Monday, February 2, 2009

Inspiration: It's not about landscapes, it's about having new eyes

"We travel because we're natural born sensualists. Sure, we're smack-dab in a miraculously rich sensory environment without even leaving home. The local franchise coffee dispensary, if we stop fidgeting long enough to let it flow in, is a teeming universe of sense-delights. Problem is, we don't usually notice through the the habit-mist. But we do notice this incredible, unceasing flood to our senses when we travel. Sights, sounds and -probably the least honored (because they're so seemingly vestigial)--the smells, sunrise in the Himalaya. The sugs of Istanbul. Wild horses galloping across the plains of Patagonia. Dinner in Tuscany.
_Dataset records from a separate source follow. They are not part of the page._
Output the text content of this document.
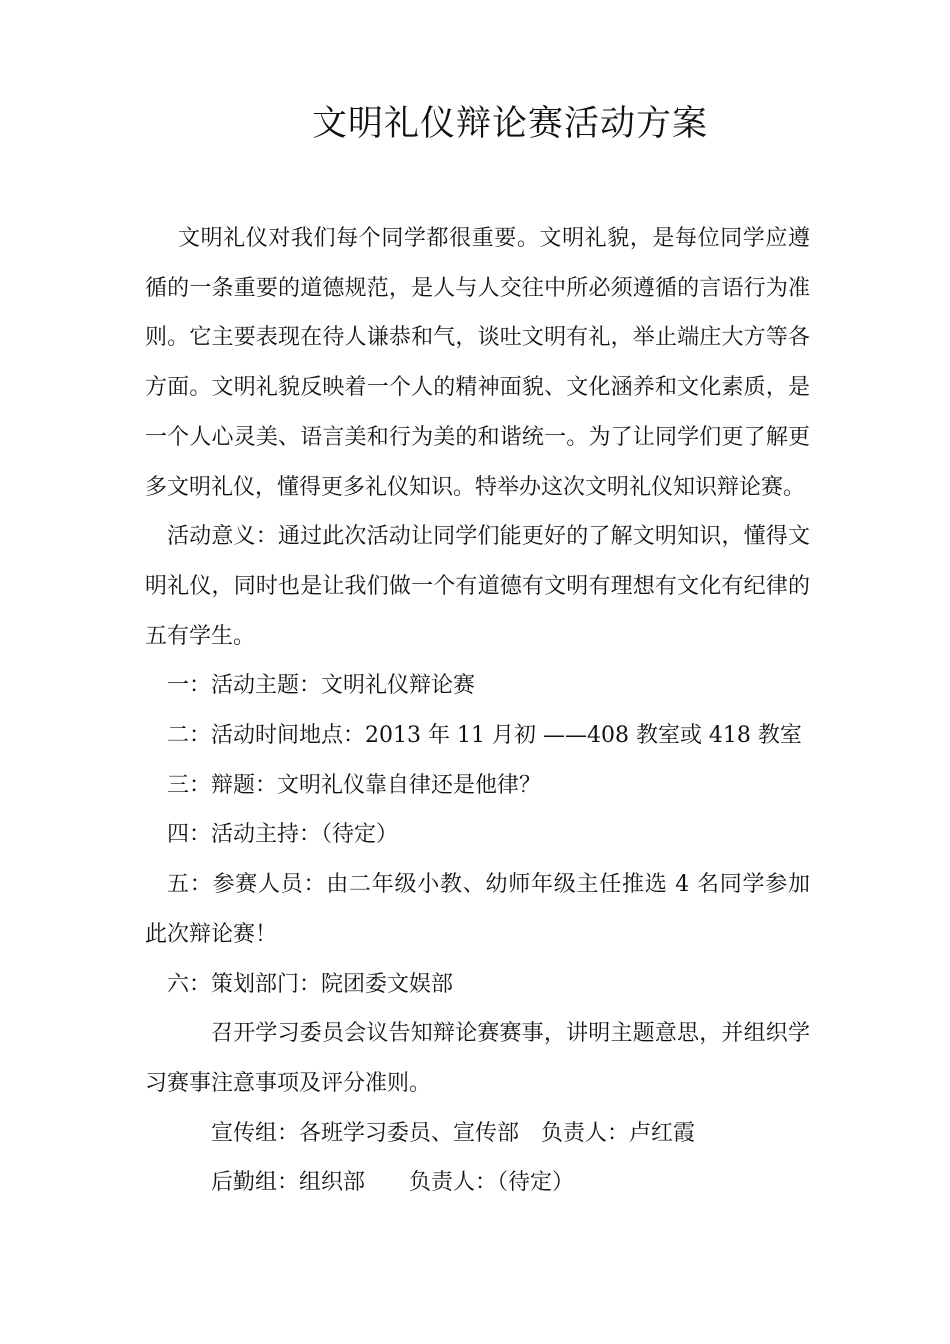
文明礼仪辩论赛活动方案

文明礼仪对我们每个同学都很重要。文明礼貌，是每位同学应遵循的一条重要的道德规范，是人与人交往中所必须遵循的言语行为准则。它主要表现在待人谦恭和气，谈吐文明有礼，举止端庄大方等各方面。文明礼貌反映着一个人的精神面貌、文化涵养和文化素质，是一个人心灵美、语言美和行为美的和谐统一。为了让同学们更了解更多文明礼仪，懂得更多礼仪知识。特举办这次文明礼仪知识辩论赛。

活动意义：通过此次活动让同学们能更好的了解文明知识，懂得文明礼仪，同时也是让我们做一个有道德有文明有理想有文化有纪律的五有学生。

一：活动主题：文明礼仪辩论赛

二：活动时间地点：2013 年 11 月初 ——408 教室或 418 教室

三：辩题：文明礼仪靠自律还是他律？

四：活动主持：（待定）

五：参赛人员：由二年级小教、幼师年级主任推选 4 名同学参加此次辩论赛！

六：策划部门：院团委文娱部

召开学习委员会议告知辩论赛赛事，讲明主题意思，并组织学习赛事注意事项及评分准则。

宣传组：各班学习委员、宣传部 负责人：卢红霞

后勤组：组织部 负责人：（待定）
There is no end to it.

We travel, as Chesterton said "not so set foot on foreign land (but to) set foot on one's own country as foreign land." That is, we travel to understand our normal life and land better. To appreciate them more to mine them for their joy and, yes, their unending exoticism. To look beyond what someone recently called "the narcissicism of the unspoiled place, " which contains within it the dull, life-shunning notion that the very place we live in is in somehow "spoiled." Proust said it too: "The real voyage of discovery consists not in seeing new landscapes, but in having new eyes." Travel gives us new eyes. It makes the old brand new."